Calls for collective repentance and conversion of heart only go so far and are sometimes a substitute for facing up to the reality of the situation. Of course we must pray, and pray hard, but we must also act. Our bishops cannot deny that the Church is in crisis, at a turning-point. It is no good dredging up statistics to prove that abuse is much more common in society as a whole than in the Church. We know that, but we expect better of those who are Christians. It is no good arguing, as I have heard many argue when attending Safeguarding training days, that the ‘whole abuse thing’ is an attack on the Catholic Church. It isn’t, unless one acknowledges that it is an attack from within. We must be honest and admit that there is a huge problem, one we must tackle at the individual level if we are to succeed in overcoming it at the ecclesial level. So, no excuses for any of us, no attempts to play down the wickedness of what has happened in the past or to walk a double-path in the future; but, having said that, I do think there are grounds for hope.

I think of the priests I know who have been insulted and even attacked because many of the public — including Catholics — are incapable of distinguishing between the innocent and the guilty. Their fidelity in the face of scorn and derision gives me hope. I think of religious who have braved disbelief and opprobrium because they would not collude with evil. They give me hope. I think, too, of the attempts of many American Catholics to ensure that the laity are properly included in any commissions of enquiry, despite Cardinal Wuerl’s apparent inability to recognize that they are as much a part of the Church as the bishops. Their concern for the Church, their willingness to go on despite the negative response they receive, also gives me hope. The sheer decency of so many Catholics who quietly persevere in trying to live good, generous lives gives me hope. Some have called for changes in Church discipline or teaching to allow clerical marriage more generally or admit women to the priesthood. They make me suspect another agenda at work. It may sound simplistic or old-fashioned to some, but if we have promised celibate chastity, that’s it — no infringements, no ‘accommodations’; and where there have been lapses, no cover-ups or attempts to minimize the harm done.

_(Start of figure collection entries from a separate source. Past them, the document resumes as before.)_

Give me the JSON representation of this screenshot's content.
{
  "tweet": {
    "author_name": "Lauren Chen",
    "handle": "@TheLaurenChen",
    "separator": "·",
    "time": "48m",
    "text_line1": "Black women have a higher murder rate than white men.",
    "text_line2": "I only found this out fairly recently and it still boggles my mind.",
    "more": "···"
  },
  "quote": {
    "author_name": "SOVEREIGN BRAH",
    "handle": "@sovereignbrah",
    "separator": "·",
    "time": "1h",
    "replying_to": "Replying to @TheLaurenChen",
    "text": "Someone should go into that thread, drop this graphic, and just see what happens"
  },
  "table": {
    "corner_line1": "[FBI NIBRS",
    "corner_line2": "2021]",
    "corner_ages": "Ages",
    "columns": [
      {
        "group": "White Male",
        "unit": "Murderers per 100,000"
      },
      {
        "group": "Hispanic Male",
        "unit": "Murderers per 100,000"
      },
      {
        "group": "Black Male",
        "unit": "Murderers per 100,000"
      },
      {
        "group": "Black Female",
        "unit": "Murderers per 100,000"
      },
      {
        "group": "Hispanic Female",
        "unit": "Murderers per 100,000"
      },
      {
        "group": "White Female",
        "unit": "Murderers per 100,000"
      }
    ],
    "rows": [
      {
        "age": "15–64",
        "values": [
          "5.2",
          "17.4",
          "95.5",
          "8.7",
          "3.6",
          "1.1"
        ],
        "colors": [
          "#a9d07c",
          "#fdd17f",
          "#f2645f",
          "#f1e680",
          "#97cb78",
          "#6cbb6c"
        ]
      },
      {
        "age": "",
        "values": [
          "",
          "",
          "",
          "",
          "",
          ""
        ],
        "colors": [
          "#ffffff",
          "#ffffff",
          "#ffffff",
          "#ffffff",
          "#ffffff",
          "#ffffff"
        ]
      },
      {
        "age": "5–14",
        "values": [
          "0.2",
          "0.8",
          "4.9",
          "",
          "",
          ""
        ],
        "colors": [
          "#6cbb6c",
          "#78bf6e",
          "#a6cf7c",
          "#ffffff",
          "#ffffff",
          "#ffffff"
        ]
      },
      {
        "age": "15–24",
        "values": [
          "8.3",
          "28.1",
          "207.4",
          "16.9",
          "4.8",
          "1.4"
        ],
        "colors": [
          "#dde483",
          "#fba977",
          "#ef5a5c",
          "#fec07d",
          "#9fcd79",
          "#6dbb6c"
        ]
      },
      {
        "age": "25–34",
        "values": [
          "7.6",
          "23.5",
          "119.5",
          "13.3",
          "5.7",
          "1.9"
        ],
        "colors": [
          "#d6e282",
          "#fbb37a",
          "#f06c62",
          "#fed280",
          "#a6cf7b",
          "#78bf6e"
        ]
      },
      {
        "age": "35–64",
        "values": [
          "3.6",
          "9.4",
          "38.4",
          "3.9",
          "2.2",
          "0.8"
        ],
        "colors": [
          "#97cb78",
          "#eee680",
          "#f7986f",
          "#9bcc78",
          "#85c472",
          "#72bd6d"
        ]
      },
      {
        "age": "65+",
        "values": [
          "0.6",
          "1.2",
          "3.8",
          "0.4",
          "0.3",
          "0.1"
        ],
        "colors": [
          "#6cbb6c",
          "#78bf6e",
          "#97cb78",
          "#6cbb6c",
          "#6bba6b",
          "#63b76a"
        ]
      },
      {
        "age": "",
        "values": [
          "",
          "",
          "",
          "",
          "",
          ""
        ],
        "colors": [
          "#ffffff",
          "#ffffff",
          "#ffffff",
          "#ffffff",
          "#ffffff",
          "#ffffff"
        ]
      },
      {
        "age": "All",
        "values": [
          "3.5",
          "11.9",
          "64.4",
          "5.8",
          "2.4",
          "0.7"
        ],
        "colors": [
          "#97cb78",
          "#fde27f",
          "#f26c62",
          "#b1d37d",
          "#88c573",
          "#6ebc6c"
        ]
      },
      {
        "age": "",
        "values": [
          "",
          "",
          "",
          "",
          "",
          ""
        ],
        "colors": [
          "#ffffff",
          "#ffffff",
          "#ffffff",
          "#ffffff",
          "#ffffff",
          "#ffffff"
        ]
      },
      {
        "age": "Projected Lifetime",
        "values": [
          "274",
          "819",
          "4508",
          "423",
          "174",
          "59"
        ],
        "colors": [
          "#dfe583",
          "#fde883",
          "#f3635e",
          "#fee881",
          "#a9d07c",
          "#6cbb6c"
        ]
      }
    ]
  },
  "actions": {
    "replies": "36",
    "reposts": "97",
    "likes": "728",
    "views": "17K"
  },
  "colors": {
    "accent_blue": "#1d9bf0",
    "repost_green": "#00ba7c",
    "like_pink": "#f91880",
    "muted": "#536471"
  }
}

This Sunday many a homily will be preached on the Bread of Life. I daresay some would prefer to hear from the pulpit some straight talking about abuse and the Church’s response, but I think the gospel homilies have an important point to make. We are not members of the Church because of the pope, the bishops or the clergy. We are members of the Church because we have been called by our Lord Jesus Christ. It is in him that we place our trust. Teilhard de Chardin once described the Church as being like a mist surrounding a lamp, both concealing and revealing the light. To get to the light (Christ) we have to go through the Church. At the moment the way may seem very dark, but it is the Light that draws us and the Bread of Life that sustains us as we go. May we never forget that.